Der Schlepper - Sommer 2010 Nr. 51/52
Heft zum Tag des Flüchtlings 2010, PRO ASYL

Wer sind die Geduldeten?


Viele Geduldete kommen aus dem ehemaligen Jugoslawien, der Türkei, dem Irak oder aus Syrien und sind zum Teil durch Kriegserlebnisse schwer traumatisiert. Sie wurden im Asylverfahren abgelehnt oder ihr Asylstatus wurde widerrufen. Eine Rückkehr in unsichere Verhältnisse oder in die vom Krieg zerstörten Länder ist dennoch auch in absehbarer Zeit für viele Geduldete nicht möglich.


Ehemaliges Jugoslawien

Hinter dem Sammelbegriff "Ehemaliges Jugoslawien" verbergen sich die Opfer von Krieg und Verfolgung während der Kriege auf dem Balkan in den 1990er Jahren, insbesondere Angehörige von Minderheiten wie der Roma. Hunderttausende mussten damals ihre Heimat verlassen. Faktisch heimatlos wurden viele, die sich als Bürger des ehemaligen Jugoslawiens verstanden und sich den sich neu herausbildenden Staaten und den propagierten neuen "Identitäten" nicht zuordnen konnten. Dennoch verfolgte die deutsche Politik das Ziel, dass nach Ende der militärischen Auseinandersetzungen möglichst alle wieder in "ihre Herkunftsländer" zurückkehren sollten.

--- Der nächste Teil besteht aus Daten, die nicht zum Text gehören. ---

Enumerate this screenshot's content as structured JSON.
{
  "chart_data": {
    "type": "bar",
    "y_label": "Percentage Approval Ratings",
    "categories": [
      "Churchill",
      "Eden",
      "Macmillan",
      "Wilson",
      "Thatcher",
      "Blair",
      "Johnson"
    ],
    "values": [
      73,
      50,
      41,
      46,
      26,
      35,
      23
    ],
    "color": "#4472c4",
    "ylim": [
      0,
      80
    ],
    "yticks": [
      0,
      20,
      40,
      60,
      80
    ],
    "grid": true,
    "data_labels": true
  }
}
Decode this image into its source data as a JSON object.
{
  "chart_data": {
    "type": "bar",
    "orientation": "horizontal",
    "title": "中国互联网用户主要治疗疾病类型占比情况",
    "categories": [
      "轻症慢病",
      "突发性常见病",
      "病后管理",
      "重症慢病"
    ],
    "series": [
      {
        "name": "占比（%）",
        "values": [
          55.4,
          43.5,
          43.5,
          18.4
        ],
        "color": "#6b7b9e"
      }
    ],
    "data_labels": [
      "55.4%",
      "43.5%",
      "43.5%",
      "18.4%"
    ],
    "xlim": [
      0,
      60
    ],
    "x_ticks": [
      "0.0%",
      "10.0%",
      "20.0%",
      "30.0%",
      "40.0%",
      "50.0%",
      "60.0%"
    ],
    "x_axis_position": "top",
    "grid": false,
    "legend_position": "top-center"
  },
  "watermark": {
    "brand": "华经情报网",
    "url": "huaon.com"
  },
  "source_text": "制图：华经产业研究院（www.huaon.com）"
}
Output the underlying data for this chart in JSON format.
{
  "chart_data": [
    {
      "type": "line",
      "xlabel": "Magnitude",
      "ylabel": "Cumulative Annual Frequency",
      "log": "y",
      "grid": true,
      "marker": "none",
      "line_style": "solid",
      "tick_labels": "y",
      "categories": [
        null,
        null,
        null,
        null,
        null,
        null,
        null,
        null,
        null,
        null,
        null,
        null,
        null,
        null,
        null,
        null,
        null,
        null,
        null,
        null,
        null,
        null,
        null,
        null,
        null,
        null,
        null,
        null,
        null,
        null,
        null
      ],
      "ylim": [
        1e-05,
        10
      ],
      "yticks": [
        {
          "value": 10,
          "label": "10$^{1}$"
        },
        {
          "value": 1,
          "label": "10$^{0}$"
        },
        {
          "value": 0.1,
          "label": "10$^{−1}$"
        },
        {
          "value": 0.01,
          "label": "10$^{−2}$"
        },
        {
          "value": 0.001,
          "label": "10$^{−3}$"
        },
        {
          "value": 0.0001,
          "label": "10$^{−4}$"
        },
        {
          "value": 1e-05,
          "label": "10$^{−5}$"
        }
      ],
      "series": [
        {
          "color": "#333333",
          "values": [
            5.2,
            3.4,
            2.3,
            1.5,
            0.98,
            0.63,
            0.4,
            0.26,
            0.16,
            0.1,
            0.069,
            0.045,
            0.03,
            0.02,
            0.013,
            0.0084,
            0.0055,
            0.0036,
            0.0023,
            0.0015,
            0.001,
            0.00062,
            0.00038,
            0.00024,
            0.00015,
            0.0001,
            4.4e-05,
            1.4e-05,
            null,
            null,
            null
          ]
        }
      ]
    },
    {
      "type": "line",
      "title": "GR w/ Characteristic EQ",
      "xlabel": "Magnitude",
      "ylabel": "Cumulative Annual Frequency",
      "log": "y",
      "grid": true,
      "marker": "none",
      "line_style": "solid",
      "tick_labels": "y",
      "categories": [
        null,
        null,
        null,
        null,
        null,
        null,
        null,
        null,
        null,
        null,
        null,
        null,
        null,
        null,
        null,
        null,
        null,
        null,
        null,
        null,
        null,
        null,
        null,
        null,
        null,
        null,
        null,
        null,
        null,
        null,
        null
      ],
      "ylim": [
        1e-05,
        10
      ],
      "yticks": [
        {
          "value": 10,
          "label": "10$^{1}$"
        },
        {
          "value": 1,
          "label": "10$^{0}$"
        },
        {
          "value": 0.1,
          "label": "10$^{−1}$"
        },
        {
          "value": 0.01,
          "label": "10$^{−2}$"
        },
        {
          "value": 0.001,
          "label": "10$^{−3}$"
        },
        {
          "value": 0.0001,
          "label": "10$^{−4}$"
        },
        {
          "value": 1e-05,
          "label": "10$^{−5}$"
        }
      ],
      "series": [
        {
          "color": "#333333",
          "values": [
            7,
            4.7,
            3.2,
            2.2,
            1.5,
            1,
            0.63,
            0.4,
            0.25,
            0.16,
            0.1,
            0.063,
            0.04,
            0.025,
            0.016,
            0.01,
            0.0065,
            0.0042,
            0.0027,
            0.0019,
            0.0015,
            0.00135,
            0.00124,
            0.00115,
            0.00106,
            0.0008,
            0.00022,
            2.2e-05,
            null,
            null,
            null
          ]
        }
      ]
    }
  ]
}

Es dauerte jedoch viele Jahre, bis sich die Region von den Kriegsfolgen erholen konnte. Nach oftmals jahrzehntelangem Exil ist für viele Betroffene eine Rückkehr undenkbar. Nicht nur für die in Deutschland geborenen und aufgewachsenen Kinder ist die Abschiebung in ein unbekanntes Land unzumutbar, auch für die anderen gibt es kaum Lebensperspektiven in den immer noch von ethnischen Spannungen gezeichneten Ländern.


Türkei

Trotz vieler Absichtserklärungen der Regierung und einer Vielzahl von gesetzlichen Reformen ist die menschenrechtliche Situation in vieler Hinsicht weiterhin schwierig. Politisch aktive Kurden und auch Gewerkschaftsmitglieder stehen weiterhin unter Druck. Pro kurdische oder politische Versammlungen bestimmter linker Gruppen werden durch extreme Auflagen behindert oder mit Verboten belegt. Obwohl die Regierung seit einiger Zeit offiziell einen Kurs der Versöhnung mit den Kurden angekündigt hat, wurde im Dezember 2009 erneut die pro kurdische Partei DTP, die 21 Abgeordnete im türkischen Parlament stellt, verboten. Trotz der von der Regierung verkündeten "Null-Toleranz-Politik" in Bezug auf Folter werden immer wieder Folterfälle bekannt. Besonders bedenklich ist, dass die Folterer (Polizei, Soldaten, Sicherheitsbeamte) fast immer straflos bleiben. Vielen Flüchtlingen wurde in der Vergangenheit ihr Schutzstatus in Deutschland mit dem Hinweis auf die verbesserte Menschenrechtslage entzogen. 6.700 Menschen aus der Türkei leben mit einer Duldung in Deutschland.


Irak

Seit dem Sturz des Saddam-Regimes haben es irakische Flüchtlinge schwer, in Deutschland Asyl zu bekommen. Erst 2007 änderte sich diese Entscheidungspraxis. Allerdings wurden nach 2003 massenhaft Widerrufsverfahren bei irakischen Flüchtlingen eingeleitet. Die Begründung: Nach dem Sturz des Saddam-Regimes seien die seinerzeit Geflohenen heute keiner Verfolgung mehr ausgesetzt. Die Realität des vom Krieg gebeutelten Landes macht jedoch eine Rückkehr für viele Betroffene immer noch unmöglich. Obwohl bisher Abschiebungen in den Irak (bis auf vereinzelte Abschiebungen in den Nordirak) gar nicht möglich sind, werden nahezu 7.000 Iraker in Deutschland nur geduldet. Dies ist vor dem Hintergrund der Aufnahme von 2.500 irakischen Flüchtlingen aus den Erstzufluchtstaaten Syrien und Jordanien paradox.


Syrien

Willkürliche Verhaftungen, Inhaftierungen ohne Anklage, Verschwindenlassen und systematische Folter sind seit Jahrzehnten Alltag in Syrien. Der Opposition Verdächtigte geraten schnell in das Fadenkreuz des Baath-Regimes. Staatenlose Kurden werden seit Jahrzehnten systematisch entrechtet. Ihnen werden zum Beispiel Staatsbürgerschaft und Wahlrecht verweigert. Trotzdem werden nur wenige syrische Flüchtlinge im Asylverfahren anerkannt und müssen mit einer Duldung in Deutschland leben. Seit der Unterzeichnung des Rückübernahmeabkommens 2008 sind fast 5.000 geduldete Syrer zudem akut von Abschiebung bedroht.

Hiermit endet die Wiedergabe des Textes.